Gepubliceerd op 14-03-2021

Suffrides petri

betekenis & definitie

nederl. geleerde, eigenl. Sjoerd Pieters geheeten, geb. 1527, waarschijnlijk te Leeuwarden, gaf onderwijs in de klassieke talen, eerst te Leeuwarden, daarna te Erfurt.

Na eenigen tijd de betrekking van secretaris en bibliothecaris van den kardinaal Granvelle te hebben vervuld, ging hij naar Leuven, waar hij zich op de rechtsgeleerdheid toelegde, en onderwees deze van 1577—86 te Keulen. Inmiddels werd hij door de Staten van Friesland tot historieschrijver van dat gewest aangesteld, trad te Leuven in den geestelijken stand en overl. 1597 te Keulen. S. was een man van uitgebreide geleerdheid, ervaren in het grieksch en latijn, in geschiedenis, oudheidkunde en rechtsgeleerdheid.

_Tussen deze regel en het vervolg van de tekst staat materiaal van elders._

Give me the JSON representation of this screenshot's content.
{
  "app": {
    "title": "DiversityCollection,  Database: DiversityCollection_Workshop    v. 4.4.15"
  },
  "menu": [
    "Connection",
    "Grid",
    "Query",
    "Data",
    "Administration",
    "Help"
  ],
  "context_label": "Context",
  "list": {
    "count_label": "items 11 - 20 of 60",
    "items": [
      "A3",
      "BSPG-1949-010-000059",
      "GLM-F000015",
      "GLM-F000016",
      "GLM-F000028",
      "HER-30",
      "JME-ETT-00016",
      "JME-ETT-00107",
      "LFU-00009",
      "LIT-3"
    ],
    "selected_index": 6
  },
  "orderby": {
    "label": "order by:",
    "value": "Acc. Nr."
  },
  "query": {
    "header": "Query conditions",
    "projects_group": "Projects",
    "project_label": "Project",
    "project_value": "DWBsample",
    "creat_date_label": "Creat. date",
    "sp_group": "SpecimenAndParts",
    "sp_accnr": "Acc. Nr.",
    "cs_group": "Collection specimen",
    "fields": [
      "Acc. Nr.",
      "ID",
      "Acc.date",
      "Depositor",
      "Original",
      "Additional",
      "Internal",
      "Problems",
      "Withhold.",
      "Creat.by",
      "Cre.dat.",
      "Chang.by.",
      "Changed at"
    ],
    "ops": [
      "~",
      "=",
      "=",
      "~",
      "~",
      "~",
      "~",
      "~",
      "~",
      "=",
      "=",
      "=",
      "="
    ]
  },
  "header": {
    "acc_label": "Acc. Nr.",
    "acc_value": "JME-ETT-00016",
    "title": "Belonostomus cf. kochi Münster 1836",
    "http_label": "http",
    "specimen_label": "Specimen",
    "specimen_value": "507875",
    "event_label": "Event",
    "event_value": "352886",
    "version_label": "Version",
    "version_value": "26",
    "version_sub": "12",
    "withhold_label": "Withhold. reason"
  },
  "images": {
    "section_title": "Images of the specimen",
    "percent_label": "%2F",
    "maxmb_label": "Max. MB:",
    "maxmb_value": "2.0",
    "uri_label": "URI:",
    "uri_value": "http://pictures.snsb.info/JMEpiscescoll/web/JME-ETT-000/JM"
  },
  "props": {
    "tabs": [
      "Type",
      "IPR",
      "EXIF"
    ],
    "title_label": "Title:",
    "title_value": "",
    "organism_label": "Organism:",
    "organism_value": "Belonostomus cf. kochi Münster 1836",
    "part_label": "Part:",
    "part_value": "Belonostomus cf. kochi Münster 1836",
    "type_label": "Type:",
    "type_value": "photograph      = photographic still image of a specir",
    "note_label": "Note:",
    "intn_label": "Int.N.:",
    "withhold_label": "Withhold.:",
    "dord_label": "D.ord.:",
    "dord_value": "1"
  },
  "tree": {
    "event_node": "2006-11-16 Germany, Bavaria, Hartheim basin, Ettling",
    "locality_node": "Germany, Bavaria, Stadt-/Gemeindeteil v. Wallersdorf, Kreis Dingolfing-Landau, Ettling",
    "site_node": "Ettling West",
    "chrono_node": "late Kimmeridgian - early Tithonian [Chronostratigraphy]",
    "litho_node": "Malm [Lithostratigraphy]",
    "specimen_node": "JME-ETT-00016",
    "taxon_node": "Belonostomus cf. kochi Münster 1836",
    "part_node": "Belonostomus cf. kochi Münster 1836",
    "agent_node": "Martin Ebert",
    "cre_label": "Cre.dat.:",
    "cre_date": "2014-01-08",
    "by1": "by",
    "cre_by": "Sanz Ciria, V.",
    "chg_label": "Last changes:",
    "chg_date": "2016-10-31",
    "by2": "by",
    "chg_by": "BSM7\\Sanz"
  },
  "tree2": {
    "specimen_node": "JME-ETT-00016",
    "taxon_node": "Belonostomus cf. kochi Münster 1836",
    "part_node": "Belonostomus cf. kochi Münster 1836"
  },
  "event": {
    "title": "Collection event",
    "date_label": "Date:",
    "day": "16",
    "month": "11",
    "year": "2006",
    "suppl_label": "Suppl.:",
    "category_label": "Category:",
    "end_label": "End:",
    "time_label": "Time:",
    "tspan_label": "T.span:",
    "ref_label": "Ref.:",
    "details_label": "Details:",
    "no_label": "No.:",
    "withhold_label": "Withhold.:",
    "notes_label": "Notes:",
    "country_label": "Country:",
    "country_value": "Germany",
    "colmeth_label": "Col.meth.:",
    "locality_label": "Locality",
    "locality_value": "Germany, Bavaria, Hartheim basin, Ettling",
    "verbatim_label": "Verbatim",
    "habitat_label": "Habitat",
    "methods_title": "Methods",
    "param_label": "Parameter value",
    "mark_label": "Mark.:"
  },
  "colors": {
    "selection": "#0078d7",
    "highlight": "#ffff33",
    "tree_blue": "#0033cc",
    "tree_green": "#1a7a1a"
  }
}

Hij gaf meerdere werken in het licht: De Frisiorum antiquitatc et origine (Keulen 1590), een door de latere historische wetenschap veroordeelde proeve om ongeloofbare friesche kronieken als geloofwaardige bronnen te doen voorkomen, en het meer belangrijke geschrift: De Scriptorib-us Frisiae (Keulen 1593).